Non-specific factors that may precipitate asthma attacks include:


cold air


cigarette smoking


air pollution


upper respiratory tract infection


emotional stress


strenuous exercise.

There are two clinical categories of asthma, which generally give rise to identical symptoms and are treated in the same way. Important differences include typical age of onset and the contribution of an element of allergy. Asthma, whatever the aetiology, can usually be well controlled with inhaled anti-inflammatory and bronchodilator agents, enabling people to live a normal life.
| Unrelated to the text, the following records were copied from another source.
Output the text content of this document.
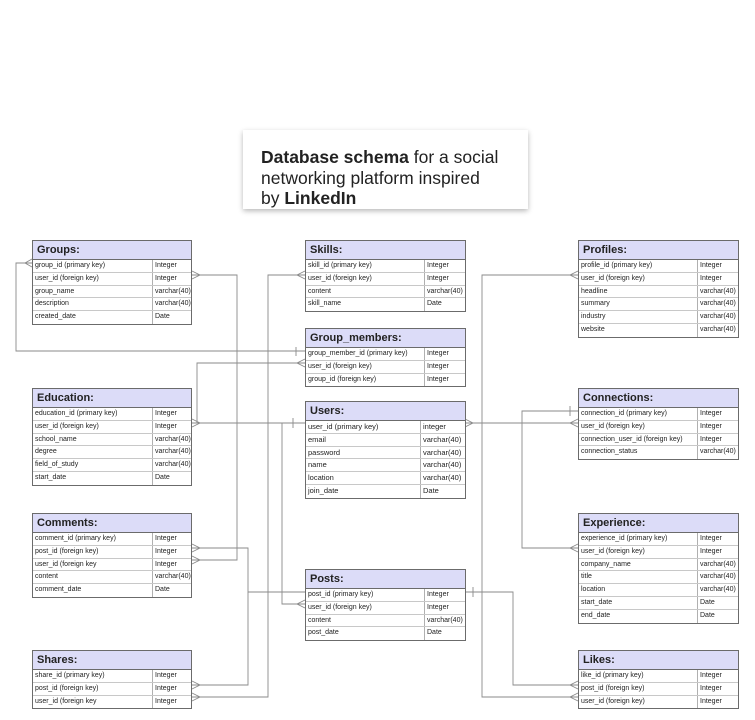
Database schema for a social
networking platform inspired
by LinkedIn
Groups:
group_id (primary key)	Integer
user_id (foreign key)	Integer
group_name	varchar(40)
description	varchar(40)
created_date	Date
Skills:
skill_id (primary key)	Integer
user_id (foreign key)	Integer
content	varchar(40)
skill_name	Date
Profiles:
profile_id (primary key)	Integer
user_id (foreign key)	Integer
headline	varchar(40)
summary	varchar(40)
industry	varchar(40)
website	varchar(40)
Group_members:
group_member_id (primary key)	Integer
user_id (foreign key)	Integer
group_id (foreign key)	Integer
Education:
education_id (primary key)	Integer
user_id (foreign key)	Integer
school_name	varchar(40)
degree	varchar(40)
field_of_study	varchar(40)
start_date	Date
Users:
user_id (primary key)	integer
email	varchar(40)
password	varchar(40)
name	varchar(40)
location	varchar(40)
join_date	Date
Connections:
connection_id (primary key)	Integer
user_id (foreign key)	Integer
connection_user_id (foreign key)	Integer
connection_status	varchar(40)
Comments:
comment_id (primary key)	Integer
post_id (foreign key)	Integer
user_id (foreign key	Integer
content	varchar(40)
comment_date	Date
Experience:
experience_id (primary key)	Integer
user_id (foreign key)	Integer
company_name	varchar(40)
title	varchar(40)
location	varchar(40)
start_date	Date
end_date	Date
Posts:
post_id (primary key)	Integer
user_id (foreign key)	Integer
content	varchar(40)
post_date	Date
Shares:
share_id (primary key)	Integer
post_id (foreign key)	Integer
user_id (foreign key	Integer
Likes:
like_id (primary key)	Integer
post_id (foreign key)	Integer
user_id (foreign key)	Integer
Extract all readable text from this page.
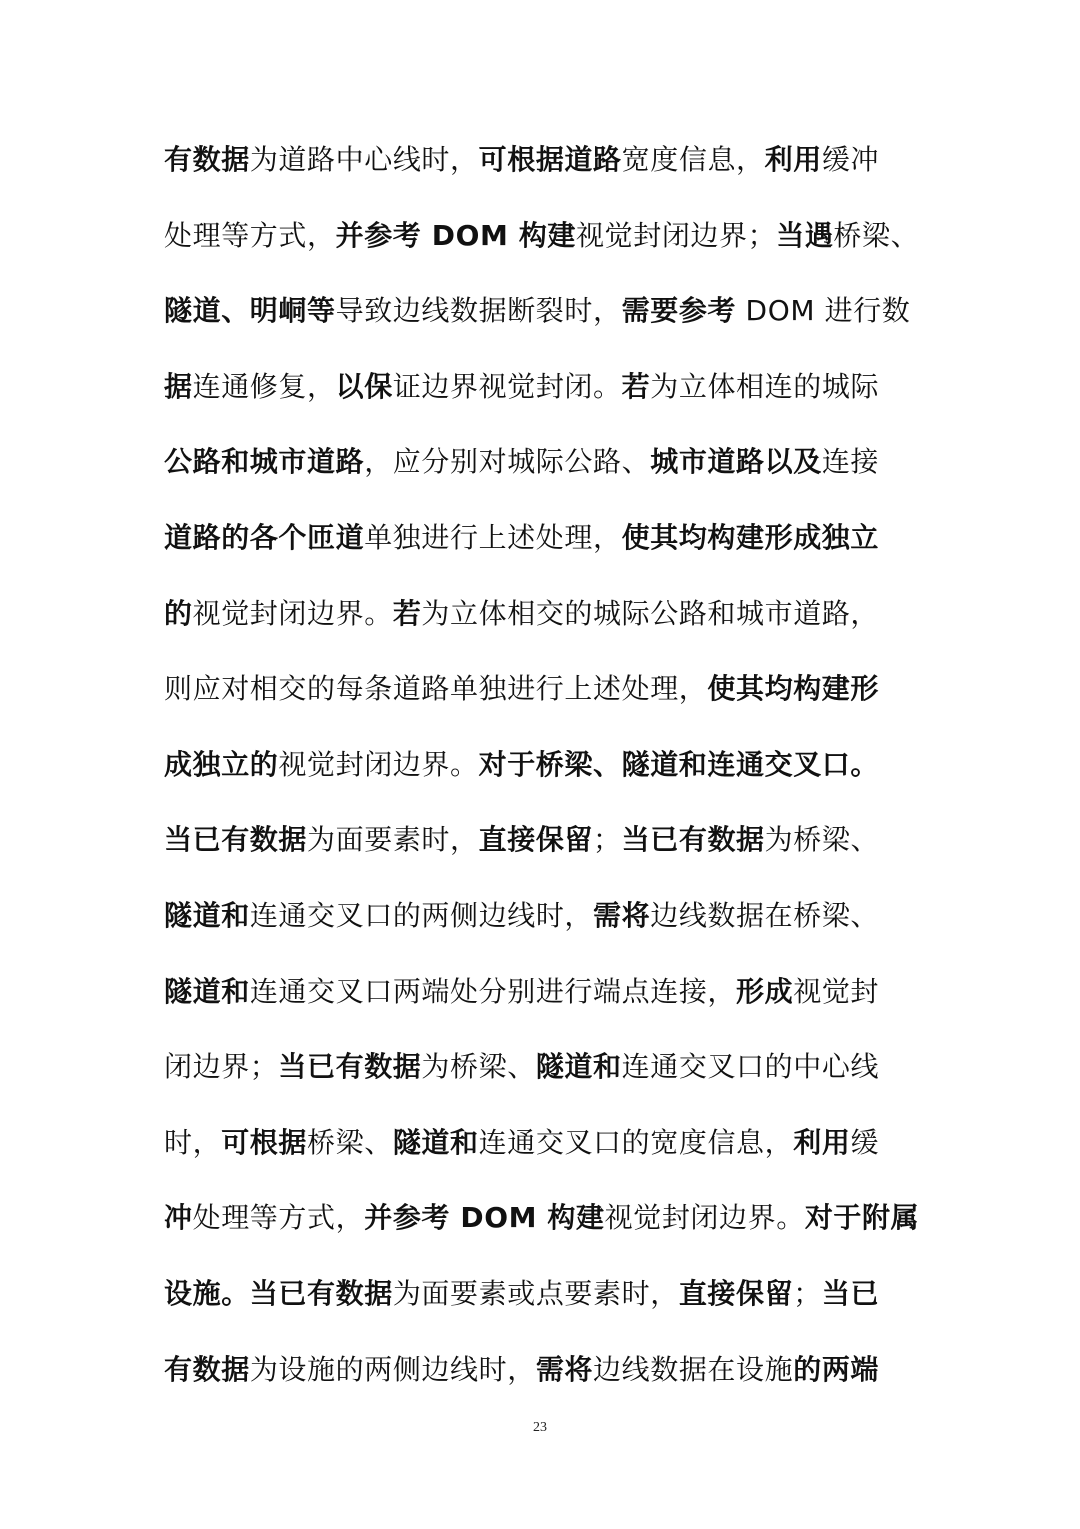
有数据为道路中心线时，可根据道路宽度信息，利用缓冲
处理等方式，并参考 DOM 构建视觉封闭边界；当遇桥梁、
隧道、明峒等导致边线数据断裂时，需要参考 DOM 进行数
据连通修复，以保证边界视觉封闭。若为立体相连的城际
公路和城市道路，应分别对城际公路、城市道路以及连接
道路的各个匝道单独进行上述处理，使其均构建形成独立
的视觉封闭边界。若为立体相交的城际公路和城市道路，
则应对相交的每条道路单独进行上述处理，使其均构建形
成独立的视觉封闭边界。对于桥梁、隧道和连通交叉口。
当已有数据为面要素时，直接保留；当已有数据为桥梁、
隧道和连通交叉口的两侧边线时，需将边线数据在桥梁、
隧道和连通交叉口两端处分别进行端点连接，形成视觉封
闭边界；当已有数据为桥梁、隧道和连通交叉口的中心线
时，可根据桥梁、隧道和连通交叉口的宽度信息，利用缓
冲处理等方式，并参考 DOM 构建视觉封闭边界。对于附属
设施。当已有数据为面要素或点要素时，直接保留；当已
有数据为设施的两侧边线时，需将边线数据在设施的两端
23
Atopic (childhood onset, extrinsic) asthma

This occurs in children and young adults who have atopic (type I) hypersensitivity (
p. 374
) to foreign protein, e.g. pollen, dust containing mites from carpets, feather pillows, animal dander, fungi. A history of infantile eczema or food allergies is common and there are often close family members with a history of allergy.

The same disease process occurs as in hay fever. Antigens (allergens) are inhaled and absorbed by the bronchial mucosa. This stimulates the production of IgE antibodies that bind to the surface of mast cells and basophils round the bronchial blood vessels. When the allergen is encountered again, the antigen/antibody reaction results in the release of histamine and other related substances that stimulate mucus secretion and muscle contraction that narrows the airways. Attacks tend to become less frequent and less severe with age.

Non-atopic (adult onset, intrinsic) asthma

This type occurs later in adult life and there is no history of childhood allergic reactions. It is often associated with chronic inflammation of the upper respiratory tract, e.g. chronic bronchitis, nasal polyps. Other trigger factors include exercise and occupational exposure, e.g. inhaled paint fumes. Aspirin triggers an asthmatic reaction in some people. Attacks tend to increase in severity over time and lung damage may be irreversible. Eventually, impaired lung ventilation leads to hypoxia, pulmonary hypertension and right-sided heart failure.